Aku lupa rasanya tidur diawal waktu karna setiap malam mataku terjaga oleh sebuah ingatan tentangmu yang tiba tiba saja memilih pergi. Kamu seolah tak mengerti ada hati yang benar benar mencintai dan tak ingin kehilangan. Kenapa tidak dari awal saja kamu ungkapkan alasan yang jelas kamu memilih pergi. Agar aku tidak bertanya tanya, agar lukaku tak begitu meradang didalam dada.
Aku lupa bagaimana rasanya tidur pulas tanpa terbangun oleh mimpi buruk karna setiap malam mataku tetap terlatih oleh sebuah tangisan dan air mata yang memaksa untuk luruh, sejak kepergianmu yang tanpa alasan. Rasa khawatirku begitu bergejolak, rasa sayangku begitu terkoyak, dan rasa traumaku lebih banyak dari rasa phobiaku.
Tuan, jika kamu tidak memiliki rasa sayang sebesar yang kumiliki, kenapa tidak kamu ungkapkan saja sejak awal? Mengapa kamu memulai sebuah alur cerita, jika pada akhirnya kamu tau bahwa kamu akan mengakhiri dengan cara menyakitkan seperti ini.

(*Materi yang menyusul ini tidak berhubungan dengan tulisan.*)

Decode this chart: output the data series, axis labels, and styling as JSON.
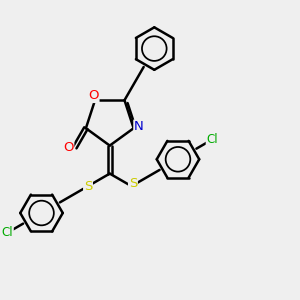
{
  "bg_color": "#efefef",
  "bond_color": "#000000",
  "line_width": 1.8,
  "atom_colors": {
    "O": "#ff0000",
    "N": "#0000cc",
    "S": "#cccc00",
    "Cl": "#00aa00",
    "C": "#000000"
  },
  "font_size": 8.5,
  "ring_r": 0.72,
  "ph_r": 0.72
}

Kenapa kamu bersikap seperti cintamu lebih dalam dibanding yang kupunya, aku merasa baik baik saja disampingmu, kamu adalah hal terbaik yang selalu kusyukuri. Tapi kamu malah melemparkan sebuah granat dan menghancurkanku sekaligus. Karnamu, aku takut mengenal Cinta. Cinta terasa begitu menakutkan, dia seperti sebuah jurang, ataukah seperti boneka barbie yang selalu membuatku phobia bahkan tak pernah berani kulihat atau kusentuh karna begitu menyeramkan. Aku benar-benar trauma oleh ledakan granatmu itu, Tuan.
Lalu setelah trauma itu lebih manguasai hatiku, kamu hadir kembali? Tuan, hatiku bukanlah sebuah taman yang bisa kamu datangi saat kamu jenuh. Hatiku adalah sebuah lautan berdarah yang takkan pernah bisa mengering. Lalu kenapa sekarang kamu memaksa untuk kembali ? Dan untuk apa pada masa itu kamu memaksa untuk pergi, dan memaksaku untuk terjatuh. Percayalah tuan, akupun bisa menghapus kamu semudah hujan yang menghapus setiap jejakmu. Tidak usah kamu meragukan itu, akupun tak yakin bahwa aku bisa? Tapi aku lebih yakin pada keajaiban yang dimiliki oleh Tuhan-ku, yang mungkin akan membuatmu seketika lenyap dari ingatanku. Menghadirkan sosoknya yang mampu menyembuhkan lukaku, dan melengkapi hatiku, aku percaya pertolongan Tuhan amatlah dekat dengan Hamba-Nya.